Besides the I Ching, Guido always brought with him some medicinals for his comfort—a handful of peyote buttons, marijuana, and other similar substances. Once he also brought from La Maurie—as he called his infants’ farm—a flowerpot with pale sprouts of cannabis. He did not know that in our climate they would fail to thrive.
We conversed about this subject only from a theoretical point of view, above all because it seemed to me that his nature had been affected by his “trips”—not so much by their frequency as by their intensity. The best drugs that we use now do not lead to addiction. Of course, one can be sick for one’s entire life, but one can only die once. That is why we find that states of profound ecstatic intoxication are also subject to taboos in their countries of origin.

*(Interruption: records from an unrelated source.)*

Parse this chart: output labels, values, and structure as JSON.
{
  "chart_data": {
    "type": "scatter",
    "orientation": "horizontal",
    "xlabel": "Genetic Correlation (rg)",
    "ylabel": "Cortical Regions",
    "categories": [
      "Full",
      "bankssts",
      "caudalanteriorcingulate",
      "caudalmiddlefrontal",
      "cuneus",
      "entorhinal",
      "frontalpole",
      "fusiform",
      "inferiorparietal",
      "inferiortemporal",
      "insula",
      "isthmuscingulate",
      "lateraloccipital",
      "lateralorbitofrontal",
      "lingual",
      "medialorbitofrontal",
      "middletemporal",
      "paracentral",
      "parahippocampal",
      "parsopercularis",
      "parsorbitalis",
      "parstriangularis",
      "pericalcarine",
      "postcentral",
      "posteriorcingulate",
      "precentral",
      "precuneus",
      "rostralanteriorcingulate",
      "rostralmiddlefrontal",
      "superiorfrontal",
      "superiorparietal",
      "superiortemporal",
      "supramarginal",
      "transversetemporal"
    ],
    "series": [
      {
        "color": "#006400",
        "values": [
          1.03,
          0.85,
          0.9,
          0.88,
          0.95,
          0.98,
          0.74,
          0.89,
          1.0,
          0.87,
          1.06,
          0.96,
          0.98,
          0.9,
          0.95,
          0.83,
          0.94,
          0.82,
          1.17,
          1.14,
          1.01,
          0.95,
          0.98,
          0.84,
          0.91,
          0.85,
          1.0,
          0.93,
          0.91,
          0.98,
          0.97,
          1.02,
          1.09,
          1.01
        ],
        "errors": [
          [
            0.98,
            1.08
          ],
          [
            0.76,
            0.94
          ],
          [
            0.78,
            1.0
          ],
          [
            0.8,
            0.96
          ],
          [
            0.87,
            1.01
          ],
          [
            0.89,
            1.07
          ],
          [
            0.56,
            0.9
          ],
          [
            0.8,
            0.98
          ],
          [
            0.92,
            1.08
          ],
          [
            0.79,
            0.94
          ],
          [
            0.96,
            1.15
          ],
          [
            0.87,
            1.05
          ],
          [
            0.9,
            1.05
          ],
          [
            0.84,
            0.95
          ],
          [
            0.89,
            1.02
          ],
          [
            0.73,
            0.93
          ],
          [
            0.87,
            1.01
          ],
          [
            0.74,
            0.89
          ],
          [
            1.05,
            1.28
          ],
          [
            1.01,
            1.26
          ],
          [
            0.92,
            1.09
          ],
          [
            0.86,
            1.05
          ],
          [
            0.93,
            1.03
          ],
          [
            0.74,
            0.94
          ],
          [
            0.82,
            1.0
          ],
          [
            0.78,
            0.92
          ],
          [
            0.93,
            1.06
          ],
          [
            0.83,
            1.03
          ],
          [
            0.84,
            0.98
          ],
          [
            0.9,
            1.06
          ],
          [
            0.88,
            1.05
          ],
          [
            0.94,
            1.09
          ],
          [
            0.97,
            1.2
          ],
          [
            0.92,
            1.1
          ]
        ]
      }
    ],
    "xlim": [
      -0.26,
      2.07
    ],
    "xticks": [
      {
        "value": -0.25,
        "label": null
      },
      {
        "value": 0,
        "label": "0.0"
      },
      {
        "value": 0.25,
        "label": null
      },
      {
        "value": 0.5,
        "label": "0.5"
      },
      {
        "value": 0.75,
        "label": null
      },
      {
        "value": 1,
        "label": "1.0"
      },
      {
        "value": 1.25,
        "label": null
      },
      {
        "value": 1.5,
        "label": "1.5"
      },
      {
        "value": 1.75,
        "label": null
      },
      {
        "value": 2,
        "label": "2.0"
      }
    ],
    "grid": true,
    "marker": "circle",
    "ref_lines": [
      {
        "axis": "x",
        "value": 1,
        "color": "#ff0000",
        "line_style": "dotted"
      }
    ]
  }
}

They are either reserved for the shaman or else they are limited to initiations or festivals. Three approaches suffice for them: the initiation to adolescence, the period before marriage, and the deathbed. It is said that Huxley, shortly before leaving this world, even took mescaline. Better than opiates, anyway.
“Dying is not very easy”; these were the last words of my Onkel. This is true—and that is why we should learn how to do it. This is more important than all machine technologies, including the voyages to the Moon. This has always been known, ever since Eleusis, in the epoch of the Lombards, the Chatti, the Aryans, the Vikings. This is the meaning of the tests of courage that precede admission to the male secret societies. The youth is introduced to the host of the spirits and the dead, and returns transfigured.

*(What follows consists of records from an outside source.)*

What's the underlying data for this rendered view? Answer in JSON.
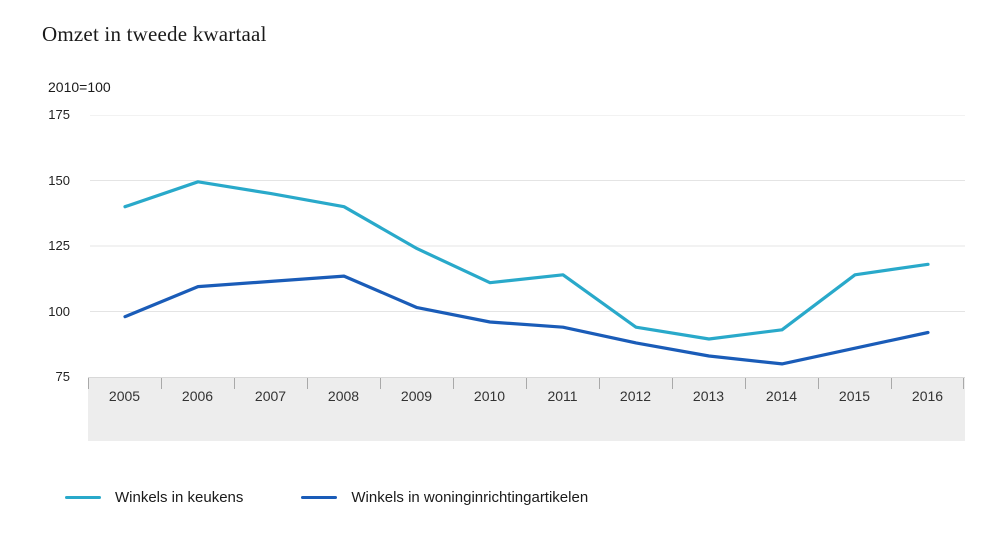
{
  "chart": {
    "title": "Omzet in tweede kwartaal",
    "unit_label": "2010=100"
  },
  "chart_data": {
    "type": "line",
    "title": "Omzet in tweede kwartaal",
    "subtitle": "2010=100",
    "x": [
      "2005",
      "2006",
      "2007",
      "2008",
      "2009",
      "2010",
      "2011",
      "2012",
      "2013",
      "2014",
      "2015",
      "2016"
    ],
    "series": [
      {
        "name": "Winkels in keukens",
        "color": "#29a9ca",
        "values": [
          140,
          149.5,
          145,
          140,
          124,
          111,
          114,
          94,
          89.5,
          93,
          114,
          118
        ]
      },
      {
        "name": "Winkels in woninginrichtingartikelen",
        "color": "#1a5cb8",
        "values": [
          98,
          109.5,
          111.5,
          113.5,
          101.5,
          96,
          94,
          88,
          83,
          80,
          86,
          92
        ]
      }
    ],
    "ylim": [
      75,
      175
    ],
    "yticks": [
      175,
      150,
      125,
      100,
      75
    ],
    "grid": "horizontal",
    "gridline_color": "#e4e4e4",
    "axis_band_color": "#ededed",
    "legend_position": "bottom-left"
  }
}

For details, read the book by Van Gennep, Rites de passage, Mircea Eliade, Schurtz, and, “in small quantities”, everywhere.
287
Wherever the stakes are that high, there is no risk of addiction, and abuse would be comparable to what was in the past criminalized as sacrilegious profanation. I already said that “Mexico” must not be conceived in the geographical sense. It is distributed, in small pieces, everywhere, even if its own soil is extremely fertile. In our classification, the coca leaf does not belong to that geographical zone, despite the fact that it grows there; but the European ergot of rye, with “Hofmann’s elixir”, does belong there.

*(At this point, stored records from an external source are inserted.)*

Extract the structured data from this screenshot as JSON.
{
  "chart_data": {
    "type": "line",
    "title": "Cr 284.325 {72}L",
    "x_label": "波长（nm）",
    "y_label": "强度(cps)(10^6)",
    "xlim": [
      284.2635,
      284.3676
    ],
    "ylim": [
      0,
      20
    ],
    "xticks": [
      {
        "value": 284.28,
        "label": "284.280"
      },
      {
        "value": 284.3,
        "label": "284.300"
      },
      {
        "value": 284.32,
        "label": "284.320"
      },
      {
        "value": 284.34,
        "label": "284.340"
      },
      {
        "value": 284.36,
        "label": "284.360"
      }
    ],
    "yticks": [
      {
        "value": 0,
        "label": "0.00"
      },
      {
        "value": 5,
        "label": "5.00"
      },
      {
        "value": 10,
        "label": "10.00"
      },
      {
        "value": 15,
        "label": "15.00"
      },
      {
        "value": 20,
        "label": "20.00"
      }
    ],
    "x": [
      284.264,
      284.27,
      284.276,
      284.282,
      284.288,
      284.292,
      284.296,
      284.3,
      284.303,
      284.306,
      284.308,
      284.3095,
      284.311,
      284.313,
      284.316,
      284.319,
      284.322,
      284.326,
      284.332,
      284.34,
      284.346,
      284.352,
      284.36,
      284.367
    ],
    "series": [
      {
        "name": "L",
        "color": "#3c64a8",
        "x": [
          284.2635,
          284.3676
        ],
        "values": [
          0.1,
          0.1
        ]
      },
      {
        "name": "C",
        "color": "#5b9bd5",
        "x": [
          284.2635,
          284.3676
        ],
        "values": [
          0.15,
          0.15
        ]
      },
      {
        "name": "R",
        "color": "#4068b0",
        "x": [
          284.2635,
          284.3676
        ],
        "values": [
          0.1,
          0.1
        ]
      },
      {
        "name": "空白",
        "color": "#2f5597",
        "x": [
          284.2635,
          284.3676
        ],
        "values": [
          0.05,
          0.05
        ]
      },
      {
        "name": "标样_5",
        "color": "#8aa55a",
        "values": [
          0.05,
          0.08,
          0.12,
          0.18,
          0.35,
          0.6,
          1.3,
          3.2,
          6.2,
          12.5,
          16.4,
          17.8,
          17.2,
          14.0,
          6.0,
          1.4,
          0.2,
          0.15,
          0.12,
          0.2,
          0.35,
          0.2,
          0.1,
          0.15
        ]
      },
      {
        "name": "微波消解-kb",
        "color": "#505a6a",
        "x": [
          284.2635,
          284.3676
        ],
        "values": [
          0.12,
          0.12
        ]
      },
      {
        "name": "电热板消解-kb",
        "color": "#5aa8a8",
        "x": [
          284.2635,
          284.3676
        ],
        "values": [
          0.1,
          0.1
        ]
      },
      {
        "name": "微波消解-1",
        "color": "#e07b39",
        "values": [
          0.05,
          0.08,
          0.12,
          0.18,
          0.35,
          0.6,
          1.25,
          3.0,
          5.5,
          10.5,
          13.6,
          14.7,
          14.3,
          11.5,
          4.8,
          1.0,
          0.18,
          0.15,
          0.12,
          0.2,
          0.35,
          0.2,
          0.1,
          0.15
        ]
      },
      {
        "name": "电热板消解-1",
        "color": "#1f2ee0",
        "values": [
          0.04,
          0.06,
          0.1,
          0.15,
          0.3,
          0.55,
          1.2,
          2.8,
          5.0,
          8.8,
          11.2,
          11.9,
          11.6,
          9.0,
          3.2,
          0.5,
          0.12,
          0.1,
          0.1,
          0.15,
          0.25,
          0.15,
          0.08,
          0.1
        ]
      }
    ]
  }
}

Hashish, concerning which a campaign against its inclusion on the list of so-called “narcotics” is currently underway, must be classified in the “intermediate degree”, in the East, and age-old experience teaches that it can very well lead to a destructive addiction, just like the euphoric derivatives of opium. It can also unleash aggression, and a whole series of crimes—as are retailed today in the news—are undoubtedly related to the effects of this drug.
This is not the place to compare costs and benefits, we must stick to our topic: approach. Once we have entered its domain, we leave diversity behind as a vain appearance. Phytochemistry is capable of designing a palace with a thousand glass rooms, which pharmacologists and pharmaco-gnostics help to furnish as if they were interior designers. They can furnish them with paintings and comfortable furniture, with baths and balconies. The scale of The World as Will and Representation, the variety of energetic and fantastic possibilities will be selected and classified; they can be separated, ordered and named as if on a keyboard with numerous keys. Here, there is still unexplored territory.
But, so what? Palaces of this kind are reconnoitered as if they were deserts; these states are not unknown to us. As long as we have not yet opened the door to the last chamber, we will not reign as masters of the house. Now it is necessary for the master to arrive, the guru, and that will be the end of comfort and science.